Every successful construction project has one common element: constant communication. We can’t understate how important communication is to eliminating or drastically reducing construction delays (and disputes).

Site organization and coordination is a detailed and meticulous process conceived well before a project begins and ensures not only the safety of the construction site but also the productivity of a project. Beyond site investigation, before a project starts, materials delivery, and records management, good site organization and coordination are dependent upon communication and constant information flow.

Information needs to flow freely not only between the team on the job site but also between project managers and clients. Constant communication and interaction between all parties won’t eliminate construction delays but will drastically reduce them.

When a problem arises that could delay the schedule, the most important thing is that this information is communicated quickly and clearly to the right parties so the risk of the delay is mitigated and the contractor can take swift action to correct the problem and get the schedule back on track before it’s too late.

Establishing a communication chain of command early on is essential to improve productivity. Who is responsible for communicating with whom and when are they communicating? Realize that the medium is the message. Select the right communication tools based on information priority.
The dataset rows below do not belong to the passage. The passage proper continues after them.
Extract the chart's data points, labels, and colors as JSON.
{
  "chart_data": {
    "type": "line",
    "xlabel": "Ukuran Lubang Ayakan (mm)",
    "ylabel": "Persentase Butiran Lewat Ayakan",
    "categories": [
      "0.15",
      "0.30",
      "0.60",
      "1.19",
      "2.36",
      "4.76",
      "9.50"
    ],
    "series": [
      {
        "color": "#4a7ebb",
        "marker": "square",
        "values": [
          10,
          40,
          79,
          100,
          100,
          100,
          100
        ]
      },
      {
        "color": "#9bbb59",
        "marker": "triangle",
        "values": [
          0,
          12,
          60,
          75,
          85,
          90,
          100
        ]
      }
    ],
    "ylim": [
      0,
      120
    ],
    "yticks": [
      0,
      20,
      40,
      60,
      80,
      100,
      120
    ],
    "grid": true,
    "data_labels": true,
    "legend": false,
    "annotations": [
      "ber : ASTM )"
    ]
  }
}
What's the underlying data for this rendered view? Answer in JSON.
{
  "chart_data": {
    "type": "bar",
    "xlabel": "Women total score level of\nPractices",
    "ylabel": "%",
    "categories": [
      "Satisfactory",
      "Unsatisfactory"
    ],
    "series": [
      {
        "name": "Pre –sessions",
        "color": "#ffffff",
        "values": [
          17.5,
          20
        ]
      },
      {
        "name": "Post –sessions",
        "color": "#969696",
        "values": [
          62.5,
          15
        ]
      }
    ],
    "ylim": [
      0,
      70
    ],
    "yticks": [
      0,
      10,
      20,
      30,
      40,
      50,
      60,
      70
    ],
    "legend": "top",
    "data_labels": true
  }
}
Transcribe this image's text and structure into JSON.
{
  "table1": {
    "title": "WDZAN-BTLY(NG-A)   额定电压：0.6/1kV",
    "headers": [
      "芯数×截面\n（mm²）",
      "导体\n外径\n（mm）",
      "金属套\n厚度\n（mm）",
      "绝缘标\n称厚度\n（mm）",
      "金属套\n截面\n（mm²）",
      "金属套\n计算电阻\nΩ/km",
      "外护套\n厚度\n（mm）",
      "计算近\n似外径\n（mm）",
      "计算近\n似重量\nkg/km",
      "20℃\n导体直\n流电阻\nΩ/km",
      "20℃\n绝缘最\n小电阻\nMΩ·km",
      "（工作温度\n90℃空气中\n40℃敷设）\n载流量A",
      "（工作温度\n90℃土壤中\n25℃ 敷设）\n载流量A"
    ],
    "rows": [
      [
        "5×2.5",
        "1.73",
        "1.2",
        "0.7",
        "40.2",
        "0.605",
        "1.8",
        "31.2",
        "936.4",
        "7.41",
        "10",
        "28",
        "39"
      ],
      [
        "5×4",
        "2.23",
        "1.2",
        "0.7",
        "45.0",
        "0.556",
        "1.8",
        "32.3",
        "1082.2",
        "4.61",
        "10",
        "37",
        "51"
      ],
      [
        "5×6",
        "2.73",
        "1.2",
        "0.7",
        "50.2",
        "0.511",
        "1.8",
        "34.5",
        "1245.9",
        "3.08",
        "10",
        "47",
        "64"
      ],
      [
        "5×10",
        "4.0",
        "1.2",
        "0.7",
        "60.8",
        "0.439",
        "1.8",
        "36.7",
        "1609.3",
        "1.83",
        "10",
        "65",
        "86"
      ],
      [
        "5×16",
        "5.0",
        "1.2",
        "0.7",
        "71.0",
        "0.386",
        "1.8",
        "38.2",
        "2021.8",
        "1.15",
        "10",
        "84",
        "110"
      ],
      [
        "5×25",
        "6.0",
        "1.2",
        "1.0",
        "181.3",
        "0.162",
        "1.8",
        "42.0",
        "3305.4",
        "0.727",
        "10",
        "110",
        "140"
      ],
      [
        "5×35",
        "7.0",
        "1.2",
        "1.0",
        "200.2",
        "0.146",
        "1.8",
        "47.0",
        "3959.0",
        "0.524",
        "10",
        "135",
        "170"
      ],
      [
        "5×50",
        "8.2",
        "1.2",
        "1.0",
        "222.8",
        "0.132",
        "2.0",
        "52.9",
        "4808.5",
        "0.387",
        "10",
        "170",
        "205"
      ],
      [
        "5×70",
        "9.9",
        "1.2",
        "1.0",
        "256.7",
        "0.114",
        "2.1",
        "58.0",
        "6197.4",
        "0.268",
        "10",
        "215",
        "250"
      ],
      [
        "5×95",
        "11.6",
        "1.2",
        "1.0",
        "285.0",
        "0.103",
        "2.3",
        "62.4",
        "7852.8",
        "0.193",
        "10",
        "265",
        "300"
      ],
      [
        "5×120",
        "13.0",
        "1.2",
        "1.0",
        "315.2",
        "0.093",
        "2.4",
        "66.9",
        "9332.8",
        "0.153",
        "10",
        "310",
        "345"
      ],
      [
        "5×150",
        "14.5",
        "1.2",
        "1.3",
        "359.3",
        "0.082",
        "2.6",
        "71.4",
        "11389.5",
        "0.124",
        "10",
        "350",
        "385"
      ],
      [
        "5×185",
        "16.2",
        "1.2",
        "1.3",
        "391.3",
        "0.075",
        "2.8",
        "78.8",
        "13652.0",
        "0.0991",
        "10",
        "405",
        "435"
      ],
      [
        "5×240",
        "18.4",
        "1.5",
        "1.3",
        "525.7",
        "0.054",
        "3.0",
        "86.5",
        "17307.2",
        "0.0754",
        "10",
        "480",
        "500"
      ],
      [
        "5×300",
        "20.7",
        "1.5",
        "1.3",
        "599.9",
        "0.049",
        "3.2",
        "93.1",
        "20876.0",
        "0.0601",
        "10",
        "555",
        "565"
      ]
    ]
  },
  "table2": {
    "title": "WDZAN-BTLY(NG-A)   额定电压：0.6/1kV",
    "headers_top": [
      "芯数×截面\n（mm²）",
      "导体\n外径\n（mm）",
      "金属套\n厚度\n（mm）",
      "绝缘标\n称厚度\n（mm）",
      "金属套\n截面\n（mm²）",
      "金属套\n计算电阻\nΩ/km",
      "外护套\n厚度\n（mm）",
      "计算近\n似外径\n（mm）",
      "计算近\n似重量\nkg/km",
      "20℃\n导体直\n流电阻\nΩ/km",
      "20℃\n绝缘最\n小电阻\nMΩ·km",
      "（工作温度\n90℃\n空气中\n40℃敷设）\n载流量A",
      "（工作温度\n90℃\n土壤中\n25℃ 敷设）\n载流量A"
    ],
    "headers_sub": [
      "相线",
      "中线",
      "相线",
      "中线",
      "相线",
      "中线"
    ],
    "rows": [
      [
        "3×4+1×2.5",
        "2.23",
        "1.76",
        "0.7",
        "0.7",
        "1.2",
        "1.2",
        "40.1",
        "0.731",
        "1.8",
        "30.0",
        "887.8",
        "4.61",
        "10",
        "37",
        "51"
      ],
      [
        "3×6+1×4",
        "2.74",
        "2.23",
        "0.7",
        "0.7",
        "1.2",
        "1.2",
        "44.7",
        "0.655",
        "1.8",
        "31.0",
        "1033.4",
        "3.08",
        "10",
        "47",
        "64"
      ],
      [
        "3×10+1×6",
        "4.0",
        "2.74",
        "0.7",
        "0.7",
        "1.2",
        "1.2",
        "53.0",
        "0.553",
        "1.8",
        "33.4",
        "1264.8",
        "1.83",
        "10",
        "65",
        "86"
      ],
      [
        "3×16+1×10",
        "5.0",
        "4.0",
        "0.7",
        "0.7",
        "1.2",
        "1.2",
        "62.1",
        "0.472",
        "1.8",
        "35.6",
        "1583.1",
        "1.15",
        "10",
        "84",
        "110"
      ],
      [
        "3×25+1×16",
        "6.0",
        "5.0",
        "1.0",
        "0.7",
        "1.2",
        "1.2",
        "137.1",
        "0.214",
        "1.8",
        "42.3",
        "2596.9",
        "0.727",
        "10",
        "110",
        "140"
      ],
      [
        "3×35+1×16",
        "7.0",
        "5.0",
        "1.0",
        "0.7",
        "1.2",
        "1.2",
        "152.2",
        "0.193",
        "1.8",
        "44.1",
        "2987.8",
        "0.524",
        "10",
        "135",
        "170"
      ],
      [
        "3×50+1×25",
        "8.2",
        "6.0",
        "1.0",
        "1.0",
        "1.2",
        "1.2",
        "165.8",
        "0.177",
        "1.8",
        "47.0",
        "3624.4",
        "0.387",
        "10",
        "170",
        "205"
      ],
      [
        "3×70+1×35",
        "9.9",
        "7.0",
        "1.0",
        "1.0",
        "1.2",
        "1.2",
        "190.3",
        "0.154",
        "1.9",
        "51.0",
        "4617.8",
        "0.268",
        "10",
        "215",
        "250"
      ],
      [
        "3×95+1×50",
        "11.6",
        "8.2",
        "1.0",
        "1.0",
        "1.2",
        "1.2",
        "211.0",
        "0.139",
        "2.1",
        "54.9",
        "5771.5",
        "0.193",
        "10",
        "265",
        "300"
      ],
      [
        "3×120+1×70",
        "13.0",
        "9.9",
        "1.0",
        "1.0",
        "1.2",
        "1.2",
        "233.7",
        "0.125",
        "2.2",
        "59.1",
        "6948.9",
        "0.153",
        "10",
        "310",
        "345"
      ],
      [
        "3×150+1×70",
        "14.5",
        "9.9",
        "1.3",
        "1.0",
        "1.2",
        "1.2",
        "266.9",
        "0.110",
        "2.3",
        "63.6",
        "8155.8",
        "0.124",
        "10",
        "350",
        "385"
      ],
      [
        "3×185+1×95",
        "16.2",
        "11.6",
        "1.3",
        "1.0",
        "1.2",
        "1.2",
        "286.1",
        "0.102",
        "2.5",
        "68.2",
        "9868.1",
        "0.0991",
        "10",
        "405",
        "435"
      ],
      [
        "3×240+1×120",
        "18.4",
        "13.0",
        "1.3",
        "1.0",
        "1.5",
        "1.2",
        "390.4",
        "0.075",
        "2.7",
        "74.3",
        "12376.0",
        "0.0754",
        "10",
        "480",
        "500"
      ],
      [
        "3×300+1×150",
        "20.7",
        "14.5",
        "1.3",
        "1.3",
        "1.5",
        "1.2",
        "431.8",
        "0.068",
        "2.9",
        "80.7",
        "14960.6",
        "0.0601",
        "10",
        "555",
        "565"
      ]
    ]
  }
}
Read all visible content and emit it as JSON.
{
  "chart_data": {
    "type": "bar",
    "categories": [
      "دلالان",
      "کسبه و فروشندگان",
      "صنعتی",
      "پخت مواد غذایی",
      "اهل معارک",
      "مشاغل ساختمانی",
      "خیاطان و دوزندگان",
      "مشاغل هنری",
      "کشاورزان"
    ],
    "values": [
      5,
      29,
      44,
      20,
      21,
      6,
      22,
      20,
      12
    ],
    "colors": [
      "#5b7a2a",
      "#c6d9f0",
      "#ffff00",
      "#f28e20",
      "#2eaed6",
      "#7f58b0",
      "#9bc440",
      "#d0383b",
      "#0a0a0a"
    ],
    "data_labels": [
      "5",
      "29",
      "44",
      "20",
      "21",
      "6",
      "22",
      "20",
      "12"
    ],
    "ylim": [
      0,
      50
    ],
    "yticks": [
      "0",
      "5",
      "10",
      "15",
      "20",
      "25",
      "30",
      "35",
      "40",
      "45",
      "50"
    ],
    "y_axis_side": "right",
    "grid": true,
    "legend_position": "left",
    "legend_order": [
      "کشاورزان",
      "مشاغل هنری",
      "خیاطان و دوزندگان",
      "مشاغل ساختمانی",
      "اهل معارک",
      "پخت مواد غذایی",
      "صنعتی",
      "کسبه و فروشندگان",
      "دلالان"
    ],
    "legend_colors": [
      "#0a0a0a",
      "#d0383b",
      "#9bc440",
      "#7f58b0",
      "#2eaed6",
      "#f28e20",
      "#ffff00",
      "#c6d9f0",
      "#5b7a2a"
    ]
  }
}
Don’t send an email to communicate a critical delay when a phone call would be faster and more decisive. Invest not only in construction communication and collaboration technology but also in construction management and schedule analytics technology to quickly provide alerts, understand how it’s impacting the project, and troubleshoot to get a solution fast.


Quick Tips:

  • Establish a clear communication chain of command so the right information is communicated to the right people.
  • Select the right communication medium for the message.
  • Explore cloud-based construction collaboration software, like Procore, to ensure communication is quick and clear about the project as a whole, particularly problems that put the construction schedule’s critical path at risk.


Putting It All Together


As we’ve discussed, most construction projects suffer from construction delays that not only cost construction firms but also place entire projects at risk of failure. Although schedule delays feel like an inevitable fixture of construction projects, they don’t have to be.

Construction schedulers and those managing project controls can take action to reduce or even eliminate delays by learning about the four categories of delays and some important steps they can take to control the risks in projects that result in delays.

Contractors can take specific action to avoid these five common causes of delays:

  1. Poor duration scheduling and planning of resources
  2. Contractor financial difficulties
  3. Delay in approval of completed work
  4. Slow delivery of materials
  5. Poor site organization and coordination between various parties

By improving planning, increasing communication, and leveraging sophisticated technologies like cloud-based schedule analytics software, construction firms can avoid these pitfalls easily.